Der Betreibervertrag: Kernkriterium bei Investitionen in Hotelimmobilien

Hotelimmobilien sind durch eine gewisse Heterogenität geprägt, was nicht nur an der Unterschiedlichkeit der Hotelstandorte, Zimmerzahlen oder Ausstattungen liegt. Vielfältig sind vor allem die Gestaltungsmöglichkeiten, mit denen Immobilieneigentümer und Hotelbetreiber ihre Zusammenarbeit regeln können. Daher hat der Betreibervertrag bei einer Investition in Hotelimmobilien eine besondere Bedeutung: Er entscheidet über die Risikoverteilung zwischen Immobilieneigentümer und Hotelbetreiber.
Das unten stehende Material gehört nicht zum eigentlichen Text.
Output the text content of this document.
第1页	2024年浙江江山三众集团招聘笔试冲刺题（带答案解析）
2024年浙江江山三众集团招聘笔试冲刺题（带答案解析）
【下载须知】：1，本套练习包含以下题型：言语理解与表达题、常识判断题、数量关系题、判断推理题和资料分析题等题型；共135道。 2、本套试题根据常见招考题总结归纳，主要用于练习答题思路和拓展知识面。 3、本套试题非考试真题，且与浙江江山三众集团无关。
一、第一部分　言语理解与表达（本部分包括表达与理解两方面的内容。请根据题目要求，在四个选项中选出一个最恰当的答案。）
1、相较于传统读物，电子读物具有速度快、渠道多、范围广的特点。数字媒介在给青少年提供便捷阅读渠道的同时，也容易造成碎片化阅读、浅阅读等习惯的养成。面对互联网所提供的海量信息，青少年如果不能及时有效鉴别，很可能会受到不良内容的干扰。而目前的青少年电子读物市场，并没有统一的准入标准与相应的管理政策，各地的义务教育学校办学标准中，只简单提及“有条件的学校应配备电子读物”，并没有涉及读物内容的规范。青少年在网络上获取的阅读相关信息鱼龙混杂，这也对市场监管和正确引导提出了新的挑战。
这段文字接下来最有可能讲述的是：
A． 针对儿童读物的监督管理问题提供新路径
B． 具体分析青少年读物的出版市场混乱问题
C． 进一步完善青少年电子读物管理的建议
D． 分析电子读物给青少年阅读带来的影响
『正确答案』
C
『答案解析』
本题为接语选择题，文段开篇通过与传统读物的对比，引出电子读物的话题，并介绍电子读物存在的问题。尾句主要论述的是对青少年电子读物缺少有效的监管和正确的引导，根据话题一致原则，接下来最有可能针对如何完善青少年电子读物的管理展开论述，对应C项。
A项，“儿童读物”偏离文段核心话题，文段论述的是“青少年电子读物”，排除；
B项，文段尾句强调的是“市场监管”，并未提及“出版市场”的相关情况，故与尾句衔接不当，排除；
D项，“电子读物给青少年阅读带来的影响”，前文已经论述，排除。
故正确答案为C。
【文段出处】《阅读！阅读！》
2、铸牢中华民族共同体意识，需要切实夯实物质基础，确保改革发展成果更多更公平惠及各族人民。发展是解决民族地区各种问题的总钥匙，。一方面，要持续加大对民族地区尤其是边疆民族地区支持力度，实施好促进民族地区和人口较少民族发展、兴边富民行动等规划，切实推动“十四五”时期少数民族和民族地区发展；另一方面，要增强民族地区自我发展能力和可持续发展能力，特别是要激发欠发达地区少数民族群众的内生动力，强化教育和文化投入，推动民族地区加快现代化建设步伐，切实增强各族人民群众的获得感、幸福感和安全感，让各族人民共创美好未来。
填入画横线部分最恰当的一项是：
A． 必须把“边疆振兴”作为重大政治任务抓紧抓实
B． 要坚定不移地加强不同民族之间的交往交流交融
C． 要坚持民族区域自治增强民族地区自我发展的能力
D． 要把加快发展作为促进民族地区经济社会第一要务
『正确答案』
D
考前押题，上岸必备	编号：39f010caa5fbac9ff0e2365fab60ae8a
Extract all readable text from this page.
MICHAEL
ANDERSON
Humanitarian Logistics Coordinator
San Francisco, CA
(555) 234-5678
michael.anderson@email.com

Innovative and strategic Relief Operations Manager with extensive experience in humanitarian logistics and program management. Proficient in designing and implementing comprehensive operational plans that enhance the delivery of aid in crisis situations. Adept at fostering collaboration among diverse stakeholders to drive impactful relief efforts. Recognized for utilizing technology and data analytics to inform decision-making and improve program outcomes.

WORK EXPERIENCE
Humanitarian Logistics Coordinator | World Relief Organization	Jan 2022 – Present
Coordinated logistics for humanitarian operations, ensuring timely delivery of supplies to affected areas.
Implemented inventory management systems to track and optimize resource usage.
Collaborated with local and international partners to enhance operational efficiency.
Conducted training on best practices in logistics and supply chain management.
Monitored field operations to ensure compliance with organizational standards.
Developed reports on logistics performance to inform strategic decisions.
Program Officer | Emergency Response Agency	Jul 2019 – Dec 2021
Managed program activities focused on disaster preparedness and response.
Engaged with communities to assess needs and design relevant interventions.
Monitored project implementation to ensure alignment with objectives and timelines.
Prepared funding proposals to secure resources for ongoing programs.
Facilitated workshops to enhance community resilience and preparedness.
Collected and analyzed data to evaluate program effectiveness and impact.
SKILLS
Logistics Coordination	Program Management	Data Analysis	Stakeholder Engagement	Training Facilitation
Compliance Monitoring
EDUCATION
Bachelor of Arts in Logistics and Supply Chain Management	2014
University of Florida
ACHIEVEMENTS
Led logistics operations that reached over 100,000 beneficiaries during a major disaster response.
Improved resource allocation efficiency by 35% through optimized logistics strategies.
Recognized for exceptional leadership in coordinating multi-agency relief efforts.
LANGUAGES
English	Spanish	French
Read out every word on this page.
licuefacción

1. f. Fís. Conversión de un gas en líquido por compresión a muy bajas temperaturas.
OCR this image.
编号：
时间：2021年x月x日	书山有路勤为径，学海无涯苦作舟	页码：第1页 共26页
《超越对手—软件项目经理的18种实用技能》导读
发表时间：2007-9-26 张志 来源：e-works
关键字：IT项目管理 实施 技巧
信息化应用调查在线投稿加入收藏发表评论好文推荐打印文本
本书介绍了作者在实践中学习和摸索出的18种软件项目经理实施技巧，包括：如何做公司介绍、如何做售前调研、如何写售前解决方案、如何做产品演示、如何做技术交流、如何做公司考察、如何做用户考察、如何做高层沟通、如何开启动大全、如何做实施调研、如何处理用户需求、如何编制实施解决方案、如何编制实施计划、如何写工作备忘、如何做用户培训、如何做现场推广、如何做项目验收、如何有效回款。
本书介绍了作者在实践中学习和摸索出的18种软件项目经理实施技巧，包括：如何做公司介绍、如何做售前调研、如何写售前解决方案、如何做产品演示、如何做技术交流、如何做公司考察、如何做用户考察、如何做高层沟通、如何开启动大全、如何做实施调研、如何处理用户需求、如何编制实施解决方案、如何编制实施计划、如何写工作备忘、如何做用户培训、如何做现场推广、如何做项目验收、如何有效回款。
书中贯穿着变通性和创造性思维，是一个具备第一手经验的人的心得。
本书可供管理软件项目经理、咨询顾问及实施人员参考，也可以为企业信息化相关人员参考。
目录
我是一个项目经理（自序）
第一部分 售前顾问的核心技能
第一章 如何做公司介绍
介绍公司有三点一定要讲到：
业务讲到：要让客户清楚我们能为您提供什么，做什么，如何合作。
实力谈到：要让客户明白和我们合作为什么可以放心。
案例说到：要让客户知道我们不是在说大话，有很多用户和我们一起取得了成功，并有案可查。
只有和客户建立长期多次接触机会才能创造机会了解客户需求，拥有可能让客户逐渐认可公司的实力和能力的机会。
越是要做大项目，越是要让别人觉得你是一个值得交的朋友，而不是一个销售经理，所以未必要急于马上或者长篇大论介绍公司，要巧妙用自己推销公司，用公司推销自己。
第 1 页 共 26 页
Der Betreibervertrag eines Hotels ist entscheidend für die grundsätzliche Art der Investition in die Immobilie. In Deutschland sind es nach wie vor im Wesentlichen zwei Vertragsformen, die für Betreiberverträge gewählt werden: der Pachtvertrag oder der Managementvertrag.

Pachtvertrag: Passiv investieren
Der Pachtvertrag steht für das passive Investment in eine Hotelimmobilie. Der Pächter der Hotelimmobilie erzielt dabei Erträge aus dem Hotelbetrieb, insbesondere aus seiner Aktivität als Untervermieter der Hotelzimmer sowie sonstiger Einrichtungen und als Erbringer sonstiger Hoteldienstleistungen. Einen nachhaltigen Investitionserfolg darf der Immobilieninvestor allerdings nur erwarten, wenn der Pachtzins marktüblich ist und bleibt. Der Analyse der marktüblichen Pacht bzw. etwaiger Overrented- oder Underrented-Vertragssituationen kommt insofern eine besondere Bedeutung zu.

Managementvertrag: Aktiv bewirtschaften
Der Managementvertrag dagegen steht für ein aktives Investment: Nicht nur die Immobilie ist aktiv zu bewirtschaften. Vor allem geht es bei der Investition um den operativen Betrieb des Hotels mit allen Chancen und Risiken. Die Managementgesellschaft ist lediglich "Betriebsführer" für den Eigentümer der Immobilie. Der Manager erhält in der Regel eine umsatz- und/oder gewinnabhängige Vergütung und trägt kaum wirtschaftliche Risiken, da üblicherweise bis auf wenige Mitglieder der Führungsriege das gesamte Personal vom Eigentümer der Hotelimmobilie angestellt wird.

Hybride Verträge im Kommen
Zwischen Pachtverträgen mit fester Pachthöhe und Managementverträgen mit unmittelbarer Erfolgsabhängigkeit besteht eine Vielzahl an Gestaltungsmöglichkeiten. In der Praxis gewinnen diese zum Teil als "hybride Verträge" bezeichneten Mischformen immer mehr an Bedeutung. Verbreitet sind auch Stufenmodelle, bei denen zwischen Immobilieneigentümer und einer Betreibergesellschaft ein Pachtvertrag abgeschlossen wird, während die Betreibergesellschaft einen Managementvertrag mit einem Markenunternehmen unterhält.